Le marché de Mopti. Vue générale de la darse. Au fond les magasins à poisson.
Source : Jean GALLAIS (1967), Le delta intérieur du Niger, étude de géographie régionale, IFAN-Dakar, 2 tomes, 621 pages, annexe photographique, photographie 34.
« Pour comprendre l’étonnante bigarrure des populations du Delta, la diversité de leurs genres de vie et de leur production, bref les traits géographiques essentiels de la région, le marché de Mopti est la plus instructive des démonstrations. (p. 534) ». Par ces quelques mots Jean Gallais pose les conditions d’une recherche sur Mopti hors de toute considération monographique. L’entrée par le temps soutient la démarche. « Chaque semaine pendant 48 heures Mopti est animé par une fièvre mercantile particulière, celle du marché hebdomadaire qui se tient officiellement le jeudi mais qui commence dès le mercredi (p. 528)». Lieu éphémère, inscrit dans un temps cyclique, le marché hebdomadaire pourrait passer pour insaisissable ou hors de portée d’une géographie régionale privilégiant les éléments de durée. Pourtant, tant par l’étude de son contenu sociologique que par celle de ses structures spatiales et économiques, Jean Gallais, qui excelle dans l’art de peindre le théâtre social, parvient à faire du marché hebdomadaire de Mopti un objet géographique essentiel. Il faut dire qu’à lui seul il provoque un des rassemblements d’hommes le plus important du Delta intérieur.
« Trois forces inséparables ». Le marché hebdomadaire présenté ci-dessus associé au quartier « le Commerce » et au négoce de poisson font de Mopti une des plus importantes métropoles commerciales. Alors qu’une peinture morphologique ou économique voire sociale aurait valorisé les fragmentations internes de la ville, Jean Gallais choisit d’appuyer sur les éléments qui lient les quartiers, les échelles géographiques, seuls capables d’expliquer la pérennité de la ville et qui, au final, assurent un lien d’ordre temporel.

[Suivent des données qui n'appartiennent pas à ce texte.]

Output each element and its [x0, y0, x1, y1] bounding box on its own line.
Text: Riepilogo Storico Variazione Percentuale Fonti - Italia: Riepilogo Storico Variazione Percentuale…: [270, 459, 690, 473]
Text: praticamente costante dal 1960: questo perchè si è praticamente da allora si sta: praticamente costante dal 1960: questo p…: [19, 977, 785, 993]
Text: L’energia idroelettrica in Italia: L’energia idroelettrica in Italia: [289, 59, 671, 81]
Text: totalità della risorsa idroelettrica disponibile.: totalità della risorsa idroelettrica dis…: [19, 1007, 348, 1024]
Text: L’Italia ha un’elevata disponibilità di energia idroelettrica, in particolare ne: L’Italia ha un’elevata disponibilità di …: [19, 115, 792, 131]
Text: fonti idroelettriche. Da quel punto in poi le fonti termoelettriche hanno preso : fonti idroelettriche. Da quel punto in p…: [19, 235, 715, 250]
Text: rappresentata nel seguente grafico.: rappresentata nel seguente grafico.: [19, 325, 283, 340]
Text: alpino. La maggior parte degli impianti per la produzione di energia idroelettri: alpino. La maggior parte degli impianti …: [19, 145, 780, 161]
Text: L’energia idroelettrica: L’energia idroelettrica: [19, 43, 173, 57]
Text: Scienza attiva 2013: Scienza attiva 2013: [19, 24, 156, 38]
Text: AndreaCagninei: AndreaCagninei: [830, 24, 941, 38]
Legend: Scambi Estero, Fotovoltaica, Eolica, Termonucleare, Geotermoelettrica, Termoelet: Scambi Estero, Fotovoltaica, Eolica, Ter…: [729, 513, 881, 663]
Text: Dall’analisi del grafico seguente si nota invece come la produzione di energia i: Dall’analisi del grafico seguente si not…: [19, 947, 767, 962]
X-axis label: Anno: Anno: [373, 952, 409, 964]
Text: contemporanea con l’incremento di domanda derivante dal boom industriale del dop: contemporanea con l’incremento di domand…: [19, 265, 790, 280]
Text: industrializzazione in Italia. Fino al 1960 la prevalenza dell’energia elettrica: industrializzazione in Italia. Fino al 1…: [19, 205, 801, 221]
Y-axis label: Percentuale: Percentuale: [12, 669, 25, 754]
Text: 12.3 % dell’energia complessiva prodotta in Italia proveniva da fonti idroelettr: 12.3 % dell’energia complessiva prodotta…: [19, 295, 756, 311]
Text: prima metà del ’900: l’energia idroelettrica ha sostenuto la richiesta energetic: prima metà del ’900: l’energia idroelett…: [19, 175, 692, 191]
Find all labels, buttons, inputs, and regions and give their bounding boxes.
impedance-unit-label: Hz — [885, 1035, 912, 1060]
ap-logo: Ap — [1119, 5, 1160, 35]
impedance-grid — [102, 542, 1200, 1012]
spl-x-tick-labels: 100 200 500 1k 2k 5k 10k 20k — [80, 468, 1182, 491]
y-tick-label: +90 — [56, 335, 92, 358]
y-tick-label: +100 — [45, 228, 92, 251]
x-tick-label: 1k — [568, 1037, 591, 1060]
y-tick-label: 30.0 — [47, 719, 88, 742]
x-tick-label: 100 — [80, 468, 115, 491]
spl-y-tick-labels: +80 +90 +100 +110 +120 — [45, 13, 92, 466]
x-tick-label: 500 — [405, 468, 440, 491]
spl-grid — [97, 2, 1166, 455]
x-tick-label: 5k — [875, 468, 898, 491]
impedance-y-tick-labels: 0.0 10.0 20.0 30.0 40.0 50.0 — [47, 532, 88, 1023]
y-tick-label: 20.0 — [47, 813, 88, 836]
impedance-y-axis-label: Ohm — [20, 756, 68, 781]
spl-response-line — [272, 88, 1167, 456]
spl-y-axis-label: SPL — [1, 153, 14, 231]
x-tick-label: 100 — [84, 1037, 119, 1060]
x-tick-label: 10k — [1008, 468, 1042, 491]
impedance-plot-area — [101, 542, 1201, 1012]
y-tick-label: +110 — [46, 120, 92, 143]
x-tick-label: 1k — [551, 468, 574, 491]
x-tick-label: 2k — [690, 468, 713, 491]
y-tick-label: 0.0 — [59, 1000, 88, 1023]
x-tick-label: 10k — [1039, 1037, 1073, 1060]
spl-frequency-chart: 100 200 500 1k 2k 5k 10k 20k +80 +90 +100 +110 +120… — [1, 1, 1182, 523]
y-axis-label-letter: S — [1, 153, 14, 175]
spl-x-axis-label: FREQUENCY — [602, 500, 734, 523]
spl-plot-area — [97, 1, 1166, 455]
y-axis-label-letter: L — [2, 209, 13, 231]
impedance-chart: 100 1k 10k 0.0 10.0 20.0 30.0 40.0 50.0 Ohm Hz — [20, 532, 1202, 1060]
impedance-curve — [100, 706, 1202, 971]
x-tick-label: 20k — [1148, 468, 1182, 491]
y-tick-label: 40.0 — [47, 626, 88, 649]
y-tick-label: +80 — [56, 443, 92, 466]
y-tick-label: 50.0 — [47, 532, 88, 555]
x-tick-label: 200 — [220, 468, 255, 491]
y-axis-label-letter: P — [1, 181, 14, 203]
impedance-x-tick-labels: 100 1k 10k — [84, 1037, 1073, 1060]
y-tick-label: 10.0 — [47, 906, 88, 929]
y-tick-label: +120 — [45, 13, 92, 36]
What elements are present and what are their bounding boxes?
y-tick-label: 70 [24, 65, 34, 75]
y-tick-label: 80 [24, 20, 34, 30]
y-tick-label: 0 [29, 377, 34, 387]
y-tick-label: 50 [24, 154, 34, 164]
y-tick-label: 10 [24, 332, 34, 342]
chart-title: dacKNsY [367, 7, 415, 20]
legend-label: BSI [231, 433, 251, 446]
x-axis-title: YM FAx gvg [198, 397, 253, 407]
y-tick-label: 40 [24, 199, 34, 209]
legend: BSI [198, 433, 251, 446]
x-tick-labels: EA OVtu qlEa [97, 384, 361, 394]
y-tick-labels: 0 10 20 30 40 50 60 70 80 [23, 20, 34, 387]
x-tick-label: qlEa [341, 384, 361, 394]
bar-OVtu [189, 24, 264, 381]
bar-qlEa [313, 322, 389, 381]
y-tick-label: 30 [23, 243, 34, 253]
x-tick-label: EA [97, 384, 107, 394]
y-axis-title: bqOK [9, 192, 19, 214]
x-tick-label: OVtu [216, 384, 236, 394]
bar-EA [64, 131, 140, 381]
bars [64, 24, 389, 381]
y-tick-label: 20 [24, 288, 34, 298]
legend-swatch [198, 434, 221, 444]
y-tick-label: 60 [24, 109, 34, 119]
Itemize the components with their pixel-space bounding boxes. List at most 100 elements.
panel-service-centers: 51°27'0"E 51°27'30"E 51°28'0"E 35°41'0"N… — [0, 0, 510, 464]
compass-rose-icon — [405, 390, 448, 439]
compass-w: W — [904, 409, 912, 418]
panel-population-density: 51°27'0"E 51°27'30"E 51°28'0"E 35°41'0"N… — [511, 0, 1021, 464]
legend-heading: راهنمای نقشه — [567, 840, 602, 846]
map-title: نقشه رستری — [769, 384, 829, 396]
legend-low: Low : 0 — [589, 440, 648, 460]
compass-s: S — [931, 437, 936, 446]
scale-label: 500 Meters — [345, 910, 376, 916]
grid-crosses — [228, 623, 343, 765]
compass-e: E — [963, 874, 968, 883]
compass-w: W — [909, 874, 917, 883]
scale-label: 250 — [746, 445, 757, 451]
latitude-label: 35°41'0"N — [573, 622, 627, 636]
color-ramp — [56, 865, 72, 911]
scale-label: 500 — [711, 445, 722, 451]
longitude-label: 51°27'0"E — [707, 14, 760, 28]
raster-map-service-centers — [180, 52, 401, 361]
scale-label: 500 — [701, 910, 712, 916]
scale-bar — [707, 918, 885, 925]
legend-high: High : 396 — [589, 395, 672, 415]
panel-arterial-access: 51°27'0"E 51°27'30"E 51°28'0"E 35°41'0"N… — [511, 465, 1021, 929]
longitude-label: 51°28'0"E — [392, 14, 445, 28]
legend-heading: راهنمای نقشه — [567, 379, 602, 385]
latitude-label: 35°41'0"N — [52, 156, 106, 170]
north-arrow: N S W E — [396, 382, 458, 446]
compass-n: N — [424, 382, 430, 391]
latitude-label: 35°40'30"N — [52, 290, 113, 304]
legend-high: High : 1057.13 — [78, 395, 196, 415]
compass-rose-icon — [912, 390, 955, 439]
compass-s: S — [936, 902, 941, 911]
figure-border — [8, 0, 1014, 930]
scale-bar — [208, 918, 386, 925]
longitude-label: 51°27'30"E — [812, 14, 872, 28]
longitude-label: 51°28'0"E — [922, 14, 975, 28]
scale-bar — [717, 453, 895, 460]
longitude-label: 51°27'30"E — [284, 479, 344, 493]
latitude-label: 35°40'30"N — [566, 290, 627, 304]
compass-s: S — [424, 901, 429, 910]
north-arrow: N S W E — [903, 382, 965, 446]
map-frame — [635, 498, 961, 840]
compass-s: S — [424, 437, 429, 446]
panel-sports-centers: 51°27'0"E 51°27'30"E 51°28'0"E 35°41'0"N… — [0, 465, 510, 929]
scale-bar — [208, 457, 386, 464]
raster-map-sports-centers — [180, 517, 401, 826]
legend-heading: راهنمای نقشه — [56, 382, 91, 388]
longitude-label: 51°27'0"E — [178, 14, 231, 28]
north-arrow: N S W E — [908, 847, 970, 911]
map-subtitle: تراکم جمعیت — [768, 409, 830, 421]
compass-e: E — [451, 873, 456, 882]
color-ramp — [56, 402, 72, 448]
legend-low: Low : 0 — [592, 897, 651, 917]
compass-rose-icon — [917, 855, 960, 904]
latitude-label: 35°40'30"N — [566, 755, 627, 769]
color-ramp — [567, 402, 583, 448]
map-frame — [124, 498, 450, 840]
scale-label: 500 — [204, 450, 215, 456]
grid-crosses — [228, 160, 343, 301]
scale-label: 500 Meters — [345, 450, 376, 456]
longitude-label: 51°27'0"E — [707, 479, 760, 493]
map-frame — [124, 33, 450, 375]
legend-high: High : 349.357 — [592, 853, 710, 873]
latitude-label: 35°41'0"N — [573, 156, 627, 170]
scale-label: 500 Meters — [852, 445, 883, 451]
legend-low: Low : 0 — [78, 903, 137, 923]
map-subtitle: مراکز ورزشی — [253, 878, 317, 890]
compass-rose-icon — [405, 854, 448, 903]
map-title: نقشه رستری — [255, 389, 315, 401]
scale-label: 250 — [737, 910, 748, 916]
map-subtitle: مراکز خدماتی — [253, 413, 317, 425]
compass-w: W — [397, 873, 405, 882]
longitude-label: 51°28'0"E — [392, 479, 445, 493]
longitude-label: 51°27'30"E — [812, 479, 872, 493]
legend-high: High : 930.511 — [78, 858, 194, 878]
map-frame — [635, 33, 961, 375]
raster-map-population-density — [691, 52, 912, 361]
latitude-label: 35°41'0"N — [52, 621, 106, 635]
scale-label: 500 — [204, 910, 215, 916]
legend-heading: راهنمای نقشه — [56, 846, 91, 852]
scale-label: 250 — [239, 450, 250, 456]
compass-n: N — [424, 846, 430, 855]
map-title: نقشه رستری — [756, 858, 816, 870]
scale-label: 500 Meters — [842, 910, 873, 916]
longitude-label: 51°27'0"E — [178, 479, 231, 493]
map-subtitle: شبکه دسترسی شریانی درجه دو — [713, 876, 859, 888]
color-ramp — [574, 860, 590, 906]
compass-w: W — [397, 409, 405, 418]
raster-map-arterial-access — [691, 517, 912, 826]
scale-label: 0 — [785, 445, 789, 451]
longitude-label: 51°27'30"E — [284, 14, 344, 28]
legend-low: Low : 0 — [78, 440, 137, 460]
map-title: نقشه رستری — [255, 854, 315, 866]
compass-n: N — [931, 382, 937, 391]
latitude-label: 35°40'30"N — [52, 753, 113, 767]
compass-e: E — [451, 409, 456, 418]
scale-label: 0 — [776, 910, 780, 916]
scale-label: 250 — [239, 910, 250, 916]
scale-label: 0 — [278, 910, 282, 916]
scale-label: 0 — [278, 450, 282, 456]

Ainsi, Mopti comme d’autres villes d’Afrique de l’Ouest, doit son impulsion commerciale des années 1945 à une situation de rupture de charge fleuve-route, réactivée par l’association pinasse-camion garantissant la cadence des flux commerciaux. Pourtant, ce sont surtout des facteurs régionaux, en particulier le commerce du poisson qui expliquent la pérennité de la ville. « De la trilogie commerciale, celui-ci (le commerce de poisson) est le véritable moteur économique ». Produisant pour moitié la valeur du marché, il induit surtout nombres d’activités qui dynamisent le marché de détail, assurant ainsi les relations spatiales internes à la ville. Le commerce de poisson et le marché de détail qui s’épaulent pour accroître l’attirance de Mopti assurent à leur tour les articulations scalaires. « L’attraction de Mopti dépasse les limites du Delta intérieur et en particulier il exerce à plein sur le pays Dogon et la pays Bwa à l’est et au sud est (p. 534) ». Enfin, le commerce de poisson permet à Mopti de renouer avec des structures spatiales ancestrales d’orientation Nord-Sud, abandonnées par le commerce de traite au profit de liaisons E-W (Bamako-Dakar). Cette réinscription de Mopti dans des raisons africaines sur la base de produits africains semble à Jean Gallais les meilleurs présages au développement.